May is sexual assault awareness month. Here are some of my thoughts.
This is more than just a women’s issue. Women don’t come forward with sexual assaults or harassments because it’s just easier not to. We risk being completely vilified, shamed, blamed and judged by the clothes we wear, the alcohol we drink, by a flirtatious conversation we had or a bad choice we made in the past.
What we can do besides shout or angrily express our thoughts on the injustice is use this as an opportunity to start open and ongoing communication with our children about boundaries. It’s not enough just to educate our daughters not to get themselves into situations alone, to watch their drinks when they’re out at a party or club and why society would blame them for wearing a certain outfit etc. We also have to teach our son’s. As a mother of two boys I know this is important. I also know they receive mixed messages from girls. I’ve read their texts and messages myself. Some are aggressive and read like a paragraph from an adult magazine. Regardless, my boys are responsible for their behavior and choices.

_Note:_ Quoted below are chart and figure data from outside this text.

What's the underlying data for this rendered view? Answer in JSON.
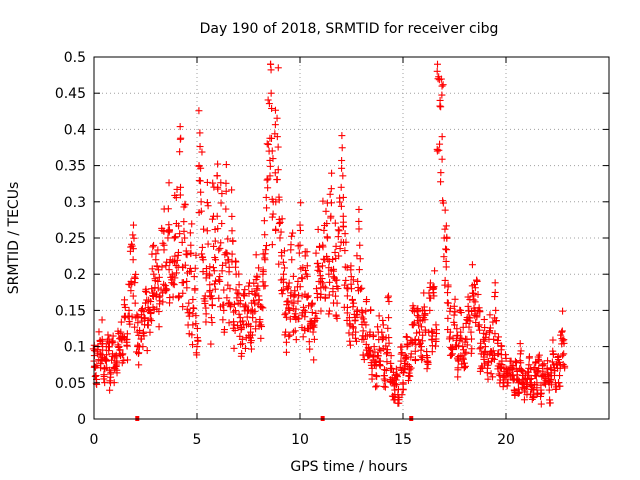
{
  "chart_data": {
    "type": "scatter",
    "title": "Day 190 of 2018, SRMTID for receiver cibg",
    "xlabel": "GPS time / hours",
    "ylabel": "SRMTID / TECUs",
    "xlim": [
      0,
      25
    ],
    "ylim": [
      0,
      0.5
    ],
    "x_ticks": [
      0,
      5,
      10,
      15,
      20
    ],
    "x_tick_labels": [
      "0",
      "5",
      "10",
      "15",
      "20"
    ],
    "y_ticks": [
      0,
      0.05,
      0.1,
      0.15,
      0.2,
      0.25,
      0.3,
      0.35,
      0.4,
      0.45,
      0.5
    ],
    "y_tick_labels": [
      "0",
      "0.05",
      "0.1",
      "0.15",
      "0.2",
      "0.25",
      "0.3",
      "0.35",
      "0.4",
      "0.45",
      "0.5"
    ],
    "grid": true,
    "marker": "+",
    "color": "#ff0000",
    "zero_markers_x": [
      2.1,
      11.1,
      15.4
    ],
    "series": [
      {
        "name": "SRMTID",
        "points": [
          [
            0.0,
            0.08
          ],
          [
            0.1,
            0.06
          ],
          [
            0.2,
            0.1
          ],
          [
            0.3,
            0.09
          ],
          [
            0.4,
            0.11
          ],
          [
            0.5,
            0.07
          ],
          [
            0.6,
            0.08
          ],
          [
            0.7,
            0.1
          ],
          [
            0.8,
            0.05
          ],
          [
            0.9,
            0.09
          ],
          [
            1.0,
            0.07
          ],
          [
            1.1,
            0.08
          ],
          [
            1.2,
            0.1
          ],
          [
            1.3,
            0.12
          ],
          [
            1.4,
            0.09
          ],
          [
            1.5,
            0.14
          ],
          [
            1.6,
            0.11
          ],
          [
            1.7,
            0.15
          ],
          [
            1.8,
            0.19
          ],
          [
            1.9,
            0.22
          ],
          [
            2.0,
            0.16
          ],
          [
            2.1,
            0.12
          ],
          [
            2.2,
            0.1
          ],
          [
            2.3,
            0.14
          ],
          [
            2.4,
            0.12
          ],
          [
            2.5,
            0.16
          ],
          [
            2.6,
            0.13
          ],
          [
            2.7,
            0.15
          ],
          [
            2.8,
            0.18
          ],
          [
            2.9,
            0.2
          ],
          [
            3.0,
            0.22
          ],
          [
            3.1,
            0.19
          ],
          [
            3.2,
            0.17
          ],
          [
            3.3,
            0.21
          ],
          [
            3.4,
            0.24
          ],
          [
            3.5,
            0.18
          ],
          [
            3.6,
            0.26
          ],
          [
            3.7,
            0.22
          ],
          [
            3.8,
            0.2
          ],
          [
            3.9,
            0.25
          ],
          [
            4.0,
            0.27
          ],
          [
            4.1,
            0.23
          ],
          [
            4.2,
            0.32
          ],
          [
            4.3,
            0.21
          ],
          [
            4.4,
            0.25
          ],
          [
            4.5,
            0.19
          ],
          [
            4.6,
            0.16
          ],
          [
            4.7,
            0.24
          ],
          [
            4.8,
            0.13
          ],
          [
            4.9,
            0.18
          ],
          [
            5.0,
            0.1
          ],
          [
            5.1,
            0.35
          ],
          [
            5.2,
            0.3
          ],
          [
            5.3,
            0.22
          ],
          [
            5.4,
            0.17
          ],
          [
            5.5,
            0.26
          ],
          [
            5.6,
            0.2
          ],
          [
            5.7,
            0.14
          ],
          [
            5.8,
            0.28
          ],
          [
            5.9,
            0.22
          ],
          [
            6.0,
            0.32
          ],
          [
            6.1,
            0.19
          ],
          [
            6.2,
            0.27
          ],
          [
            6.3,
            0.15
          ],
          [
            6.4,
            0.29
          ],
          [
            6.5,
            0.22
          ],
          [
            6.6,
            0.18
          ],
          [
            6.7,
            0.26
          ],
          [
            6.8,
            0.13
          ],
          [
            6.9,
            0.2
          ],
          [
            7.0,
            0.16
          ],
          [
            7.1,
            0.14
          ],
          [
            7.2,
            0.11
          ],
          [
            7.3,
            0.17
          ],
          [
            7.4,
            0.13
          ],
          [
            7.5,
            0.15
          ],
          [
            7.6,
            0.12
          ],
          [
            7.7,
            0.14
          ],
          [
            7.8,
            0.16
          ],
          [
            7.9,
            0.18
          ],
          [
            8.0,
            0.17
          ],
          [
            8.1,
            0.13
          ],
          [
            8.2,
            0.2
          ],
          [
            8.3,
            0.22
          ],
          [
            8.4,
            0.33
          ],
          [
            8.5,
            0.37
          ],
          [
            8.6,
            0.45
          ],
          [
            8.7,
            0.3
          ],
          [
            8.8,
            0.34
          ],
          [
            8.9,
            0.39
          ],
          [
            9.0,
            0.27
          ],
          [
            9.1,
            0.23
          ],
          [
            9.2,
            0.2
          ],
          [
            9.3,
            0.12
          ],
          [
            9.4,
            0.18
          ],
          [
            9.5,
            0.15
          ],
          [
            9.6,
            0.22
          ],
          [
            9.7,
            0.16
          ],
          [
            9.8,
            0.14
          ],
          [
            9.9,
            0.19
          ],
          [
            10.0,
            0.24
          ],
          [
            10.1,
            0.17
          ],
          [
            10.2,
            0.15
          ],
          [
            10.3,
            0.2
          ],
          [
            10.4,
            0.17
          ],
          [
            10.5,
            0.13
          ],
          [
            10.6,
            0.16
          ],
          [
            10.7,
            0.11
          ],
          [
            10.8,
            0.18
          ],
          [
            10.9,
            0.21
          ],
          [
            11.0,
            0.19
          ],
          [
            11.1,
            0.24
          ],
          [
            11.2,
            0.22
          ],
          [
            11.3,
            0.27
          ],
          [
            11.4,
            0.2
          ],
          [
            11.5,
            0.28
          ],
          [
            11.6,
            0.18
          ],
          [
            11.7,
            0.23
          ],
          [
            11.8,
            0.16
          ],
          [
            11.9,
            0.26
          ],
          [
            12.0,
            0.32
          ],
          [
            12.1,
            0.28
          ],
          [
            12.2,
            0.21
          ],
          [
            12.3,
            0.17
          ],
          [
            12.4,
            0.14
          ],
          [
            12.5,
            0.18
          ],
          [
            12.6,
            0.16
          ],
          [
            12.7,
            0.12
          ],
          [
            12.8,
            0.19
          ],
          [
            12.9,
            0.24
          ],
          [
            13.0,
            0.15
          ],
          [
            13.1,
            0.11
          ],
          [
            13.2,
            0.13
          ],
          [
            13.3,
            0.09
          ],
          [
            13.4,
            0.12
          ],
          [
            13.5,
            0.07
          ],
          [
            13.6,
            0.1
          ],
          [
            13.7,
            0.06
          ],
          [
            13.8,
            0.12
          ],
          [
            13.9,
            0.08
          ],
          [
            14.0,
            0.11
          ],
          [
            14.1,
            0.06
          ],
          [
            14.2,
            0.09
          ],
          [
            14.3,
            0.14
          ],
          [
            14.4,
            0.07
          ],
          [
            14.5,
            0.05
          ],
          [
            14.6,
            0.04
          ],
          [
            14.7,
            0.06
          ],
          [
            14.8,
            0.03
          ],
          [
            14.9,
            0.08
          ],
          [
            15.0,
            0.05
          ],
          [
            15.1,
            0.07
          ],
          [
            15.2,
            0.1
          ],
          [
            15.3,
            0.06
          ],
          [
            15.4,
            0.09
          ],
          [
            15.5,
            0.13
          ],
          [
            15.6,
            0.11
          ],
          [
            15.7,
            0.15
          ],
          [
            15.8,
            0.12
          ],
          [
            15.9,
            0.1
          ],
          [
            16.0,
            0.14
          ],
          [
            16.1,
            0.12
          ],
          [
            16.2,
            0.08
          ],
          [
            16.3,
            0.15
          ],
          [
            16.4,
            0.11
          ],
          [
            16.5,
            0.17
          ],
          [
            16.6,
            0.13
          ],
          [
            16.7,
            0.47
          ],
          [
            16.8,
            0.44
          ],
          [
            16.9,
            0.39
          ],
          [
            17.0,
            0.25
          ],
          [
            17.1,
            0.21
          ],
          [
            17.2,
            0.16
          ],
          [
            17.3,
            0.12
          ],
          [
            17.4,
            0.09
          ],
          [
            17.5,
            0.13
          ],
          [
            17.6,
            0.1
          ],
          [
            17.7,
            0.08
          ],
          [
            17.8,
            0.12
          ],
          [
            17.9,
            0.1
          ],
          [
            18.0,
            0.09
          ],
          [
            18.1,
            0.11
          ],
          [
            18.2,
            0.14
          ],
          [
            18.3,
            0.12
          ],
          [
            18.4,
            0.17
          ],
          [
            18.5,
            0.15
          ],
          [
            18.6,
            0.19
          ],
          [
            18.7,
            0.13
          ],
          [
            18.8,
            0.09
          ],
          [
            18.9,
            0.11
          ],
          [
            19.0,
            0.1
          ],
          [
            19.1,
            0.07
          ],
          [
            19.2,
            0.12
          ],
          [
            19.3,
            0.08
          ],
          [
            19.4,
            0.11
          ],
          [
            19.5,
            0.15
          ],
          [
            19.6,
            0.09
          ],
          [
            19.7,
            0.06
          ],
          [
            19.8,
            0.08
          ],
          [
            19.9,
            0.05
          ],
          [
            20.0,
            0.07
          ],
          [
            20.1,
            0.05
          ],
          [
            20.2,
            0.08
          ],
          [
            20.3,
            0.06
          ],
          [
            20.4,
            0.04
          ],
          [
            20.5,
            0.07
          ],
          [
            20.6,
            0.05
          ],
          [
            20.7,
            0.09
          ],
          [
            20.8,
            0.06
          ],
          [
            20.9,
            0.04
          ],
          [
            21.0,
            0.05
          ],
          [
            21.1,
            0.07
          ],
          [
            21.2,
            0.05
          ],
          [
            21.3,
            0.03
          ],
          [
            21.4,
            0.06
          ],
          [
            21.5,
            0.05
          ],
          [
            21.6,
            0.08
          ],
          [
            21.7,
            0.04
          ],
          [
            21.8,
            0.06
          ],
          [
            21.9,
            0.05
          ],
          [
            22.0,
            0.07
          ],
          [
            22.1,
            0.04
          ],
          [
            22.2,
            0.06
          ],
          [
            22.3,
            0.09
          ],
          [
            22.4,
            0.05
          ],
          [
            22.5,
            0.07
          ],
          [
            22.6,
            0.06
          ],
          [
            22.7,
            0.12
          ],
          [
            22.8,
            0.09
          ]
        ]
      }
    ]
  }
}
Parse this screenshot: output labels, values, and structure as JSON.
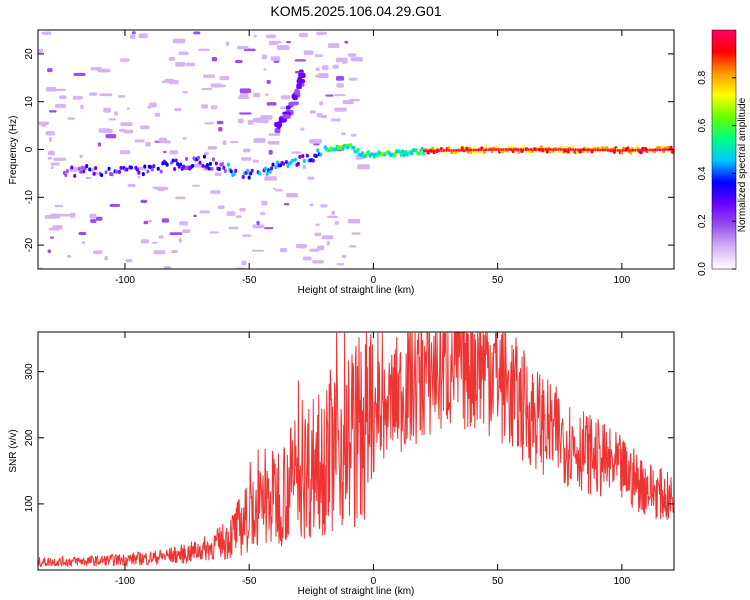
{
  "figure": {
    "title": "KOM5.2025.106.04.29.G01"
  },
  "chart_data": [
    {
      "type": "heatmap",
      "xlabel": "Height of straight line (km)",
      "ylabel": "Frequency (Hz)",
      "xlim": [
        -135,
        121
      ],
      "ylim": [
        -25,
        25
      ],
      "xticks": [
        -100,
        -50,
        0,
        50,
        100
      ],
      "yticks": [
        -20,
        -10,
        0,
        10,
        20
      ],
      "colorbar": {
        "label": "Normalized spectral amplitude",
        "range": [
          0,
          1
        ],
        "ticks": [
          0.0,
          0.2,
          0.4,
          0.6,
          0.8
        ],
        "colors": [
          "#ffffff",
          "#d6b3f5",
          "#9a4ff0",
          "#6a00ff",
          "#0000ff",
          "#00c8ff",
          "#00ff80",
          "#66ff00",
          "#ffff00",
          "#ff9900",
          "#ff0000",
          "#ff0066"
        ]
      },
      "ridge": [
        {
          "x": -120,
          "y": -4.5
        },
        {
          "x": -100,
          "y": -5
        },
        {
          "x": -85,
          "y": -3.5
        },
        {
          "x": -70,
          "y": -2.5
        },
        {
          "x": -60,
          "y": -3.5
        },
        {
          "x": -55,
          "y": -5.5
        },
        {
          "x": -45,
          "y": -4.5
        },
        {
          "x": -35,
          "y": -3
        },
        {
          "x": -25,
          "y": -1.5
        },
        {
          "x": -20,
          "y": 0
        },
        {
          "x": -10,
          "y": 0.5
        },
        {
          "x": -5,
          "y": -1
        },
        {
          "x": 0,
          "y": -1
        },
        {
          "x": 10,
          "y": -0.8
        },
        {
          "x": 20,
          "y": -0.3
        },
        {
          "x": 50,
          "y": 0
        },
        {
          "x": 80,
          "y": 0
        },
        {
          "x": 100,
          "y": -0.2
        },
        {
          "x": 121,
          "y": 0
        }
      ],
      "branch": [
        {
          "x": -40,
          "y": 5
        },
        {
          "x": -36,
          "y": 8
        },
        {
          "x": -32,
          "y": 12
        },
        {
          "x": -30,
          "y": 16
        }
      ]
    },
    {
      "type": "line",
      "xlabel": "Height of straight line (km)",
      "ylabel": "SNR (v/v)",
      "xlim": [
        -135,
        121
      ],
      "ylim": [
        0,
        360
      ],
      "xticks": [
        -100,
        -50,
        0,
        50,
        100
      ],
      "yticks": [
        100,
        200,
        300
      ],
      "color": "#ee3333",
      "envelope": [
        {
          "x": -135,
          "y": 12
        },
        {
          "x": -110,
          "y": 14
        },
        {
          "x": -90,
          "y": 18
        },
        {
          "x": -75,
          "y": 25
        },
        {
          "x": -65,
          "y": 35
        },
        {
          "x": -58,
          "y": 50
        },
        {
          "x": -50,
          "y": 80
        },
        {
          "x": -40,
          "y": 110
        },
        {
          "x": -30,
          "y": 140
        },
        {
          "x": -20,
          "y": 175
        },
        {
          "x": -10,
          "y": 200
        },
        {
          "x": 0,
          "y": 225
        },
        {
          "x": 10,
          "y": 265
        },
        {
          "x": 20,
          "y": 295
        },
        {
          "x": 30,
          "y": 315
        },
        {
          "x": 40,
          "y": 320
        },
        {
          "x": 48,
          "y": 310
        },
        {
          "x": 55,
          "y": 270
        },
        {
          "x": 60,
          "y": 250
        },
        {
          "x": 70,
          "y": 215
        },
        {
          "x": 80,
          "y": 190
        },
        {
          "x": 90,
          "y": 170
        },
        {
          "x": 100,
          "y": 150
        },
        {
          "x": 110,
          "y": 125
        },
        {
          "x": 121,
          "y": 105
        }
      ]
    }
  ]
}
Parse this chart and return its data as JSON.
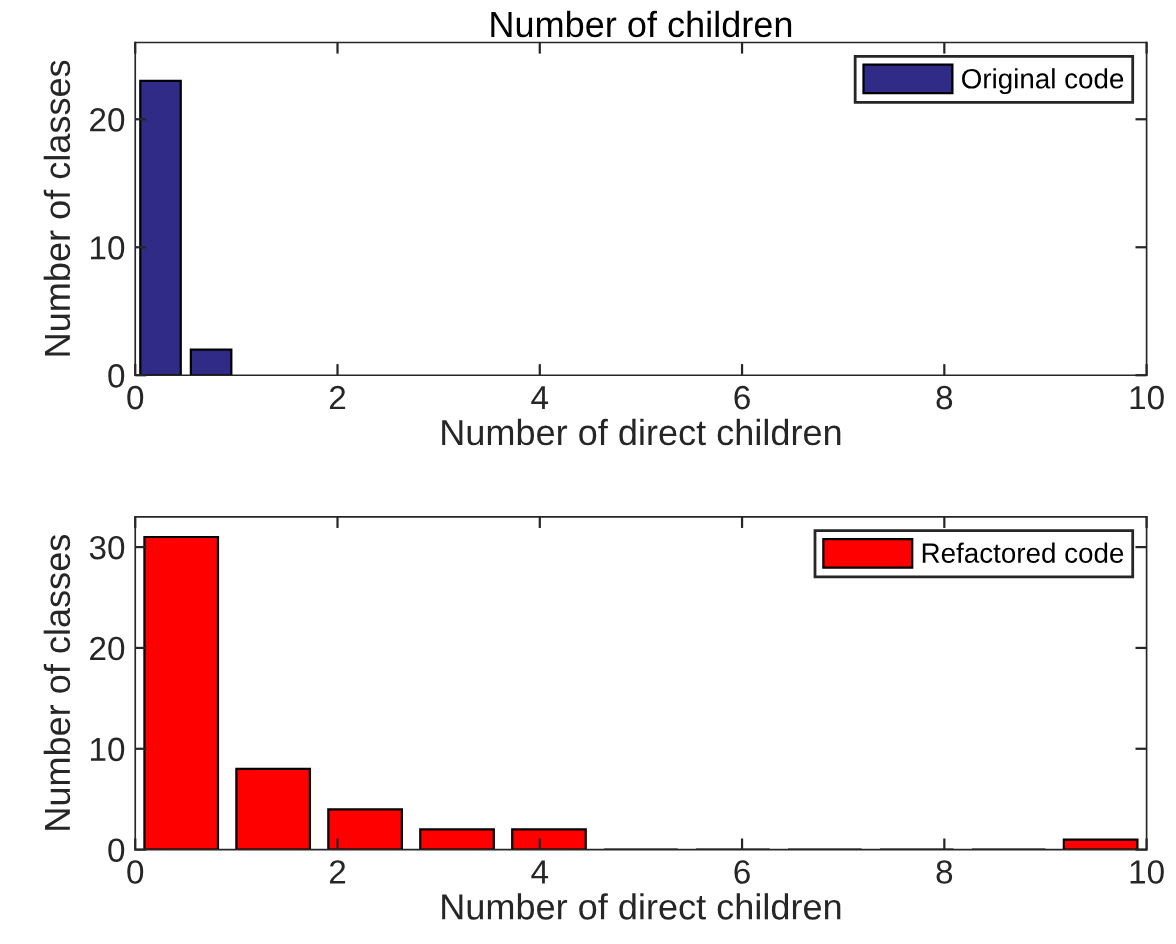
{
  "chart_data": [
    {
      "type": "histogram",
      "title": "Number of children",
      "xlabel": "Number of direct children",
      "ylabel": "Number of classes",
      "bins": [
        0,
        0.5,
        1
      ],
      "series": [
        {
          "name": "Original code",
          "color": "#302b87",
          "values": [
            23,
            2
          ]
        }
      ],
      "xlim": [
        0,
        10
      ],
      "xticks": [
        0,
        2,
        4,
        6,
        8,
        10
      ],
      "ylim": [
        0,
        26
      ],
      "yticks": [
        0,
        10,
        20
      ],
      "legend": "top right",
      "grid": false
    },
    {
      "type": "histogram",
      "xlabel": "Number of direct children",
      "ylabel": "Number of classes",
      "bins": [
        0,
        0.9091,
        1.8182,
        2.7273,
        3.6364,
        4.5455,
        5.4545,
        6.3636,
        7.2727,
        8.1818,
        9.0909,
        10
      ],
      "series": [
        {
          "name": "Refactored code",
          "color": "#ff0000",
          "values": [
            31,
            8,
            4,
            2,
            2,
            0,
            0,
            0,
            0,
            0,
            1
          ]
        }
      ],
      "xlim": [
        0,
        10
      ],
      "xticks": [
        0,
        2,
        4,
        6,
        8,
        10
      ],
      "ylim": [
        0,
        33
      ],
      "yticks": [
        0,
        10,
        20,
        30
      ],
      "legend": "top right",
      "grid": false
    }
  ]
}
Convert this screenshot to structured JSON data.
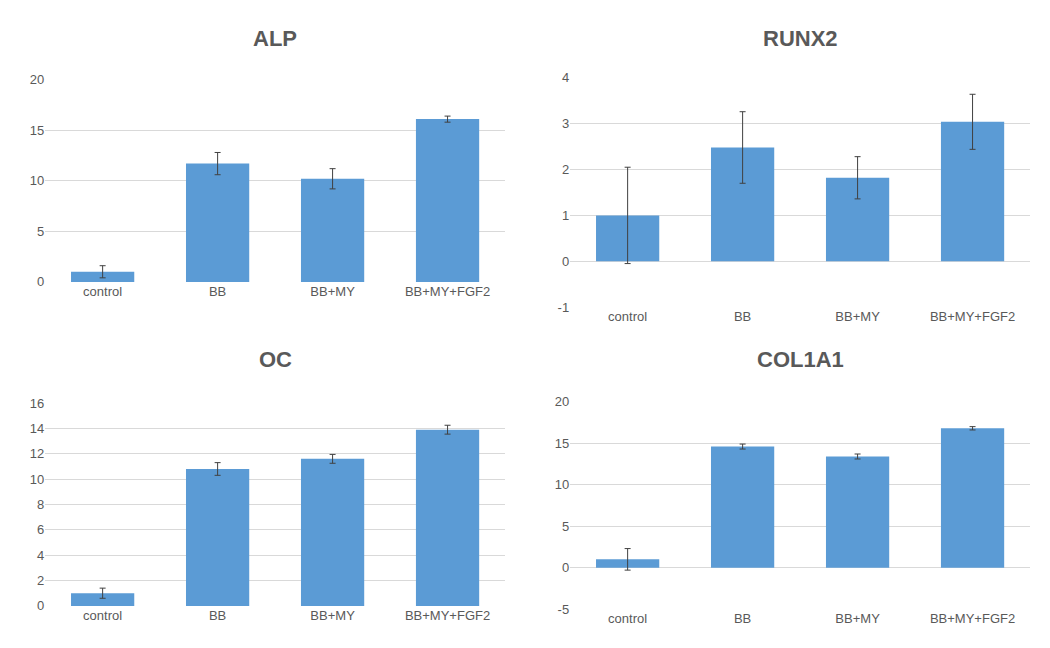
{
  "chart_data": [
    {
      "type": "bar",
      "title": "ALP",
      "categories": [
        "control",
        "BB",
        "BB+MY",
        "BB+MY+FGF2"
      ],
      "values": [
        1.0,
        11.7,
        10.2,
        16.1
      ],
      "errors": [
        0.6,
        1.1,
        1.0,
        0.3
      ],
      "color": "#5b9bd5",
      "ylim": [
        0,
        20
      ],
      "yticks": [
        0,
        5,
        10,
        15,
        20
      ],
      "grid": true
    },
    {
      "type": "bar",
      "title": "RUNX2",
      "categories": [
        "control",
        "BB",
        "BB+MY",
        "BB+MY+FGF2"
      ],
      "values": [
        1.0,
        2.48,
        1.82,
        3.04
      ],
      "errors": [
        1.05,
        0.78,
        0.46,
        0.6
      ],
      "color": "#5b9bd5",
      "ylim": [
        -1,
        4
      ],
      "yticks": [
        -1,
        0,
        1,
        2,
        3,
        4
      ],
      "grid": true
    },
    {
      "type": "bar",
      "title": "OC",
      "categories": [
        "control",
        "BB",
        "BB+MY",
        "BB+MY+FGF2"
      ],
      "values": [
        1.0,
        10.8,
        11.6,
        13.9
      ],
      "errors": [
        0.4,
        0.5,
        0.35,
        0.35
      ],
      "color": "#5b9bd5",
      "ylim": [
        0,
        16
      ],
      "yticks": [
        0,
        2,
        4,
        6,
        8,
        10,
        12,
        14,
        16
      ],
      "grid": true
    },
    {
      "type": "bar",
      "title": "COL1A1",
      "categories": [
        "control",
        "BB",
        "BB+MY",
        "BB+MY+FGF2"
      ],
      "values": [
        1.0,
        14.6,
        13.4,
        16.8
      ],
      "errors": [
        1.3,
        0.3,
        0.3,
        0.2
      ],
      "color": "#5b9bd5",
      "ylim": [
        -5,
        20
      ],
      "yticks": [
        -5,
        0,
        5,
        10,
        15,
        20
      ],
      "grid": true
    }
  ]
}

Therefore, it’s not just one conversation we need to have. It starts when they are really young. When they’re in the playground interacting with the girls on the swings or in the sandbox. It continues with how the boys behave at recess, in gym class and at lunchtime, in high school, online, at the mall etc. I like to think I’ve been somewhat successful in this matter. As my boys were growing up every opportunity I had and still have I discuss with them boundaries and consent and what that meant and means at certain times in their life. From not getting physical when you want the toy she has, not snapping her preteen bra strap and not taking advantage of a girl who may have had too much to drink just to name a few examples. I’ve gone over countless scenarios to ask what they would do and what they should and shouldn’t do. I’ve also made sure they are very aware of what consent is. Maybe, sometimes in great, uncomfortable detail. Sometimes they’re embarrassed. And sometimes they don’t want to hear it.
As a woman I feel the need for them to be taught respect for these boundaries in a loving and detailed, specific manner continually and it’s my responsibility to do so. They know they can ask me anything too. As a mother I’m also educating them and protecting them from any situation they may find themselves in so they make the right choice to treat another human being kindly and respectfully. And of course, so they don’t end up facing a wrath of a court room or worse, the wrath of their mother. We need to educate our sons because this is not just a woman’s issue.